Seorang laki-laki  arab itu datang menghampiri idolanya, seseorang yang menjadi panutan di negerinya yang kelak akan menjadi contoh bagi setiap manusia, Muhammad Rasul Allah.

Laki-laki itu datang dengan suatu pertanyaan yang dapat membawanya ke surga, tidak main-main pertanyaan yang dibawanya perihal surga. Dia bertanya "berilah aku wasiat". Kemudian karena kepekaan nabi Muhammad yang tinggi dan firasatnya yang kuat, beliau memberikan wasiat yang cocok untuk laki-laki itu, wasiat yang sangat agung dan jarang manusia dapat benar-benar melaksanakannya sampai mati, wasiat itu hanya tiga kata. Namun tiga kata itu benar-benar dapat membawa pelakunya menuju surga, mendamaikan isi dunia. Rentetan kata dalam wasiat itu adalah "Engkau jangan marah". Laki-laki itu terus bertananya lagi dan dijawab dengan wasiat yang sama hingga ini berulang sampai tiga kali. Hal tersebut adalah bukti penekanan bahwa wasiat ini sangat berat, hanya manusia pilihan yang benar-benar dapat mengembannya sampai mati.

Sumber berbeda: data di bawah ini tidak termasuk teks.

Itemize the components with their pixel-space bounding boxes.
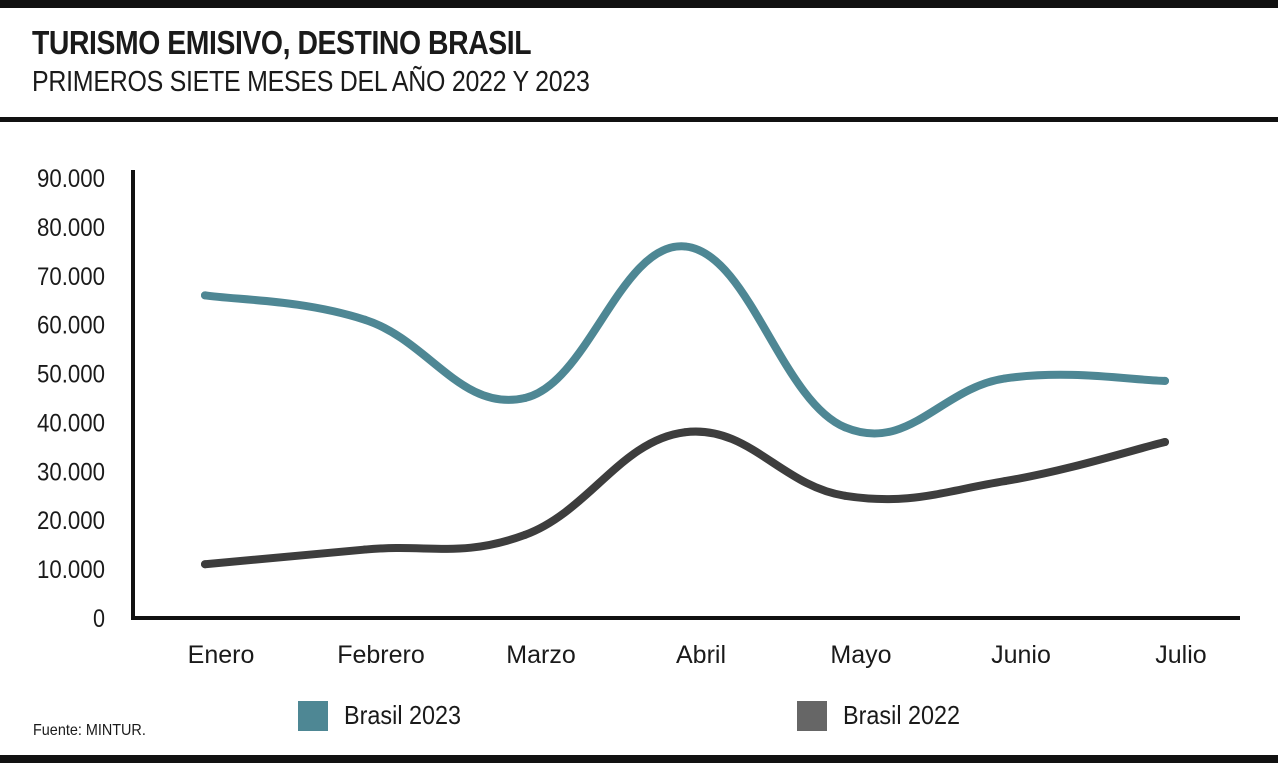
data-point-brasil-2022 xyxy=(1161,438,1169,446)
legend-swatch-brasil-2022 xyxy=(797,700,827,731)
chart-title: TURISMO EMISIVO, DESTINO BRASIL xyxy=(32,24,532,61)
y-tick-label: 30.000 xyxy=(37,458,105,486)
x-tick-label: Abril xyxy=(676,641,726,669)
y-tick-label: 40.000 xyxy=(37,409,105,437)
data-point-brasil-2022 xyxy=(201,560,209,569)
data-point-brasil-2023 xyxy=(201,291,209,300)
y-tick-label: 80.000 xyxy=(37,214,105,242)
y-tick-label: 50.000 xyxy=(37,361,105,389)
data-point-brasil-2023 xyxy=(681,242,689,251)
y-tick-label: 70.000 xyxy=(37,263,105,291)
y-tick-label: 90.000 xyxy=(37,165,105,193)
series-line-brasil-2023 xyxy=(201,242,1169,438)
y-tick-label: 60.000 xyxy=(37,312,105,340)
legend-label-brasil-2022: Brasil 2022 xyxy=(843,700,961,730)
x-tick-label: Febrero xyxy=(337,641,425,669)
legend-swatch-brasil-2023 xyxy=(298,700,328,731)
data-point-brasil-2023 xyxy=(1161,376,1169,385)
y-tick-label: 10.000 xyxy=(37,556,105,584)
data-point-brasil-2023 xyxy=(521,394,529,402)
chart-subtitle: PRIMEROS SIETE MESES DEL AÑO 2022 Y 2023 xyxy=(32,66,590,98)
y-tick-label: 20.000 xyxy=(37,507,105,535)
x-tick-label: Enero xyxy=(188,641,255,669)
data-point-brasil-2023 xyxy=(1001,374,1009,383)
source-note: Fuente: MINTUR. xyxy=(33,722,146,739)
data-point-brasil-2022 xyxy=(841,491,849,500)
data-point-brasil-2022 xyxy=(361,545,369,554)
data-point-brasil-2023 xyxy=(841,423,849,432)
x-tick-label: Julio xyxy=(1155,641,1206,669)
data-point-brasil-2022 xyxy=(1001,477,1009,486)
data-point-brasil-2022 xyxy=(681,428,689,437)
header-divider xyxy=(0,117,1278,122)
x-tick-label: Marzo xyxy=(506,641,575,669)
legend-item-brasil-2022: Brasil 2022 xyxy=(797,700,973,731)
legend-label-brasil-2023: Brasil 2023 xyxy=(344,700,462,730)
legend-item-brasil-2023: Brasil 2023 xyxy=(298,700,474,731)
y-tick-label: 0 xyxy=(93,605,105,633)
x-tick-label: Mayo xyxy=(830,641,891,669)
line-chart: 0 10.000 20.000 30.000 40.000 50.000 60.000 70.… xyxy=(37,165,1240,669)
top-border xyxy=(0,0,1278,8)
series-line-brasil-2022 xyxy=(201,427,1169,569)
data-point-brasil-2023 xyxy=(361,315,369,324)
x-tick-label: Junio xyxy=(991,641,1051,669)
data-point-brasil-2022 xyxy=(521,530,529,539)
bottom-border xyxy=(0,755,1278,763)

. . . . . . . . . . .. . . .

Demi kententraman dunia ini beliau sampaikan wasiat tersebut agar melakukan sikap-sikap yang baik karna satu kalimat yang terlontar dari lisan yang marah didalamnya terdapat murka Allah terhadap dirinya, dan orang marah akan diterjunkan kedalam neraka selam 70 tahun. Angka tersebut hanya pada saat terjunnya saja, belum sampai di neraka. Jika tidak percaya mintalah mati secepatnya untuk membuktikan.

Bersikap baik, berlapang dada, dan bersabar. Tahan amarah. Ketika terbiasa dengan sikap-sikap kebaikan maka akan susah hasrat marah ini untuk menembus hatinya.

Jangan laksanakan hasil konsekuensi dari marah. Tahan. Jika konsekuensi dari marah ini dibiarkan yang akan timbul adalah perkelahian, perceraian, dan banyak hal buruk yang dapat merugikan dunia ini.

Berjihadlah, bersungguh-sungguh dalam melawan nafsu amarah. Karna orang yang selalu berwajah sangar dan sinis, sikapnya  yang selalu marah-marah pada hakikatnya orang tersebut lemah. Dia Kalah. Dia tidak sekuat orang lain untuk menahan rasa marahya sendiri.

Bayangkan jika wasiat yang hanya terdiri dari 3 kata itu dilaksanakan seluruh penduduk bumi.